Stand die endgültige Fassung des Textes fest, so ging es an die Herstellung des Buches oder Codex. Es wurde mit pflanzlich gewonnener Tinte meist auf Pergament aus Kalbs- oder Schafhaut geschrieben. Die Herstellung eines solchen Codex war sehr kostspielig, aber Augustinus hatte das Glück, die Herstellung seiner Bücher einem wohlhabenden Freund, Romanianus, anvertrauen zu können.

Der fertige Codex kam dann in Augustins bischöfliches Archiv. Er wurde auf Nachfrage kopiert und an andere Bibliotheken oder auch an Privatpersonen gesandt. So zirkulierten schon zu Lebzeiten Augustins viele Kopien seiner Werke im ganzen Römischen Reich. Nach heutigem Wissensstand ist vermutlich nur eine dieser ganz frühen Handschriften erhalten. Sie wird in St. Petersburg aufbewahrt und enthält u. a. eine frühe Version des Werkes „De doctrina christiana“ (Die christliche Bildung), das Augustin selbst später noch einmal überarbeitete.

Aufgrund der hohen Kosten wurde manchmal nicht das ganze Werk kopiert, sondern man machte Auszüge oder schrieb Zusammenfassungen.

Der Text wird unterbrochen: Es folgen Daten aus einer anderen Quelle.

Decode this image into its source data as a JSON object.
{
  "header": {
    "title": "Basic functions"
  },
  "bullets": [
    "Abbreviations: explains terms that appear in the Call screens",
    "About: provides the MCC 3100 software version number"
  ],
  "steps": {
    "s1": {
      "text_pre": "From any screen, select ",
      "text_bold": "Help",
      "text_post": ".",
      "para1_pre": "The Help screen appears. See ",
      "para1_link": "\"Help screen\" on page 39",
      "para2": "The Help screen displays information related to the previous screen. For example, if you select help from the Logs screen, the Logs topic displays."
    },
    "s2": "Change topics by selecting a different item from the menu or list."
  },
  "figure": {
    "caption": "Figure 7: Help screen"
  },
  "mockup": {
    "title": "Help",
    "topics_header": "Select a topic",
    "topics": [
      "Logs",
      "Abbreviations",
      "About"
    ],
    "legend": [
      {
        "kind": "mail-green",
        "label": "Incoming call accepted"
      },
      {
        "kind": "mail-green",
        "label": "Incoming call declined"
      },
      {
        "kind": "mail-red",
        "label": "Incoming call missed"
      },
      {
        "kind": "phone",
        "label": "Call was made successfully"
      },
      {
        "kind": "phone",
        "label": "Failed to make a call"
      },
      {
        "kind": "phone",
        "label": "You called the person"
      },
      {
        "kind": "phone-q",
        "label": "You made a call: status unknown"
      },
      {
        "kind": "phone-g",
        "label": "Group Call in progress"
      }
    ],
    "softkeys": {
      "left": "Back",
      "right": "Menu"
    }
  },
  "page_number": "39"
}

Viele dieser „Florilegien“ bzw. „Epitomen“ antiker Schriften sind überliefert.

Augustins Werke wurden auch nach seinem Tod und das ganze Mittelalter hindurch immer wieder kopiert, vor allem in den Klöstern. Handschriften seiner Werke finden sich in ganz Europa und haben den Weg auch in andere Kontinente gefunden. Die ältesten Handschriften entstanden in Nordafrika. Nach dem Einfall der Vandalen verlagerte sich das Zentrum nach Italien und im 7. Jahrhundert unter den Merowingern nach Frankreich. Zur Zeit der Karolinger erlebte die Vervielfältigung antiker Handschriften eine Blütezeit, nicht zuletzt durch den Einfluss Karls des Großen, dessen Lieblingsbuch Augustins „Gottesstaat“ war. Die meisten der heute erhaltenen Handschriften mit Werken Augustins stammen aus der Zeit zwischen dem 9. und dem 15. Jahrhundert. Seit dem 10. Jahrhundert wurden viele von ihnen mit wunderbaren Miniaturen ausgeschmückt.

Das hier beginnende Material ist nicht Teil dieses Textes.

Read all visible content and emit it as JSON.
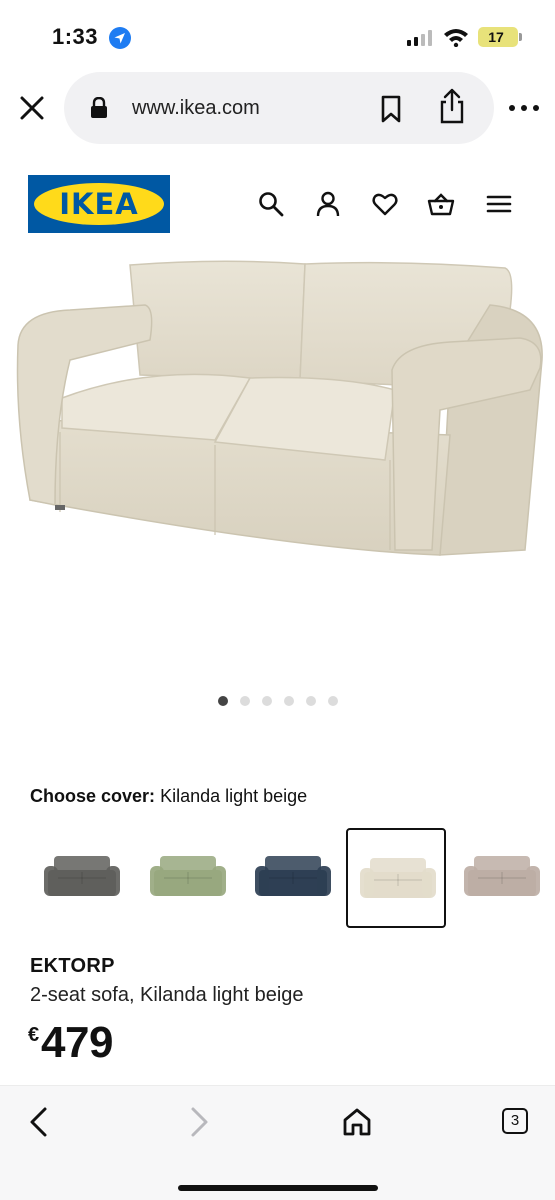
{
  "status_bar": {
    "time": "1:33",
    "battery": "17"
  },
  "browser": {
    "url": "www.ikea.com",
    "tab_count": "3"
  },
  "site": {
    "logo_text": "IKEA",
    "header_icons": [
      "search-icon",
      "account-icon",
      "heart-icon",
      "basket-icon",
      "menu-icon"
    ]
  },
  "gallery": {
    "total_images": 6,
    "active_index": 0
  },
  "cover": {
    "label": "Choose cover:",
    "value": "Kilanda light beige",
    "options": [
      {
        "color": "#5f5f5c",
        "selected": false
      },
      {
        "color": "#98a87f",
        "selected": false
      },
      {
        "color": "#2e3f54",
        "selected": false
      },
      {
        "color": "#e3dccb",
        "selected": true
      },
      {
        "color": "#bdaea5",
        "selected": false
      }
    ]
  },
  "product": {
    "name": "EKTORP",
    "description": "2-seat sofa, Kilanda light beige",
    "currency": "€",
    "price": "479"
  },
  "colors": {
    "ikea_blue": "#0058a3",
    "ikea_yellow": "#ffda1a",
    "sofa_beige": "#e6e0d0"
  }
}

Gegen Ende des 15. Jahrhunderts endete durch die Erfindung des Buchdrucks die handschriftliche Tradition. Der „Gottesstaat“ wurde bereits 1467 als eines der ersten Bücher in Italien gedruckt. Zahlreiche Werke Augustins finden sich unter den so genannten Inkunabeln („Wiegendrucken“), den allerersten, vor 1501 gedruckten Büchern. In Basel wurde von 1505 bis 1517 die erste Gesamtausgabe der Werke Augustins gedruckt. Die zweite entstand wenige Jahre später durch Erasmus von Rotterdam, eine dritte wurde in Antwerpen hergestellt.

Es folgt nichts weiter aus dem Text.